Agreeing with Osama

Pablo Aguiar
ICIP expert
Pablo Aguiar

Pablo Aguiar

In these days of widespread indignation, having to write about the death of Osama Bin Laden is disappointing. However, most of the opinions I hear oblige me to do so. We are nearing the tenth anniversary of the fateful attack on the twin towers and the subsequent beginning of the "War on Terror". However, despite some important progress such as the ICC, very few gains have ultimately been made, and today advocating human rights and justice without any exceptions is a minority opinion and often considered the result of a kind of naive and outdated progressiveness.

Let's consider the facts. Osama Bin Laden was not a person for whom I had any particular liking. Neither his religious fanaticism, nor his use of violence, on a massive and indiscriminate basis and against civilian populations could be further from my convictions. But he enjoyed a certain degree of prestige among some people, especially because of their supposed anti-Americanism, but an analysis of the sympathies that the murderer generated is beyond the scope of this article. The fact of the matter is that in our media-based society, which needs heroes and to personify our enemies, we made Osama bin Laden into public enemy number one, the personification of international terrorism.

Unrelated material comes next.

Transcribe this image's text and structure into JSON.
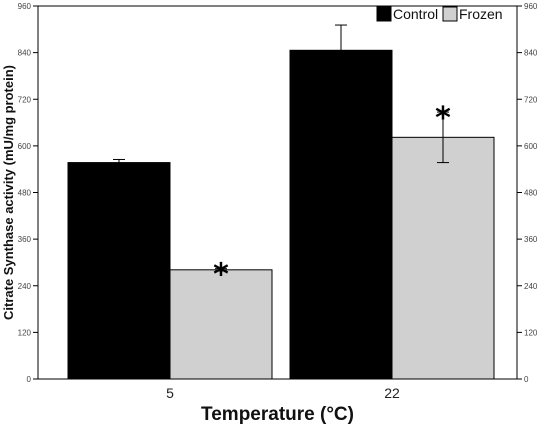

So on May 2, we were surprised to read that the U.S. army had killed the leader of Al Qaeda. Some details gradually came to light, but such was the level of confusion that for a few hours, we saw the emergence of a heavily doctored photo and the story given by some media that the U.S. soldiers had taken away Bin Laden's hens and cows in their helicopters.

Carrying out a military operation in another country's territory, without its knowledge, is in breach of several international treaties. It is important to note that it is not clear whether the operation was carried out without Pakistan's knowledge; that is only what the two countries have said, but WikiLeaks proved what we have long suspected: in international politics, statements and facts are often diametrically opposed.

It is by no means impossible for a military intervention against a suspected terrorist to lead to deaths. The truth is that very quickly (September 17, 2001) George Bush Jr. declared that Osama was a target wanted "Dead or Alive," as if he was a wild west character (a parody would probably not have done it any better). It is also revealing that the more we know about the operation, the more it seems that the main priority and objective was to kill Bin Laden. First they said he was armed, then he appeared to be, and then they explained that he was about to be. All in all, as Iker Jimenez would say,  "it raises some doubts that are at least disturbing ...." But having said that, despite being very serious, his death is not what most concerns me, but rather the consequences.

First, we should remember the words of the United Nations Secretary General, among others, who said he was "relieved that justice has been done," and while accepting the death of Bin Laden as an inevitable consequence of the military operation, what is clear is that what happened is very far removed from any of our modern conceptions of justice. Killing someone is never justice, but if we do it without a trial, it is even less so. That used to be a given, but various reactions have forced me to write a truism in response.

Second, there are those who while they recognise that it may not be the best alternative in ethical terms, have no doubts about the benefits of the action in terms of effectiveness. These include Catherine Ashton, the EU's high representative for foreign policy, and the president of the Spanish government, one of the quickest off the mark in congratulating Obama, who said in Parliament that "Practically the entire international community has decided that the death of the terrorist Bin Laden is positive news for security and the fight against international terrorism." Does anyone really believe that the GAL death squads, to give an example closer to home, had a positive impact on terrorism? Have we not learned the lesson that it expanded the social foundations on which it was built? When fighting terrorism, the only effective tool, and not even the ethical alternative, is the use of law; there are no shortcuts. And those who think otherwise should listen to the wise words of Gandhi: "an eye for an eye makes the whole world blind.

In conclusion, I am convinced that Bin Laden would have completely agreed with approving an operation like the one that ended his life. If he had been leading an army and an intelligence service and had wanted to kill a terrorist, I have no doubt that he would have approved an action like this one. And he would have called it justice as well. That is something that should give some people pause for thought. There are some similarities that are frightening.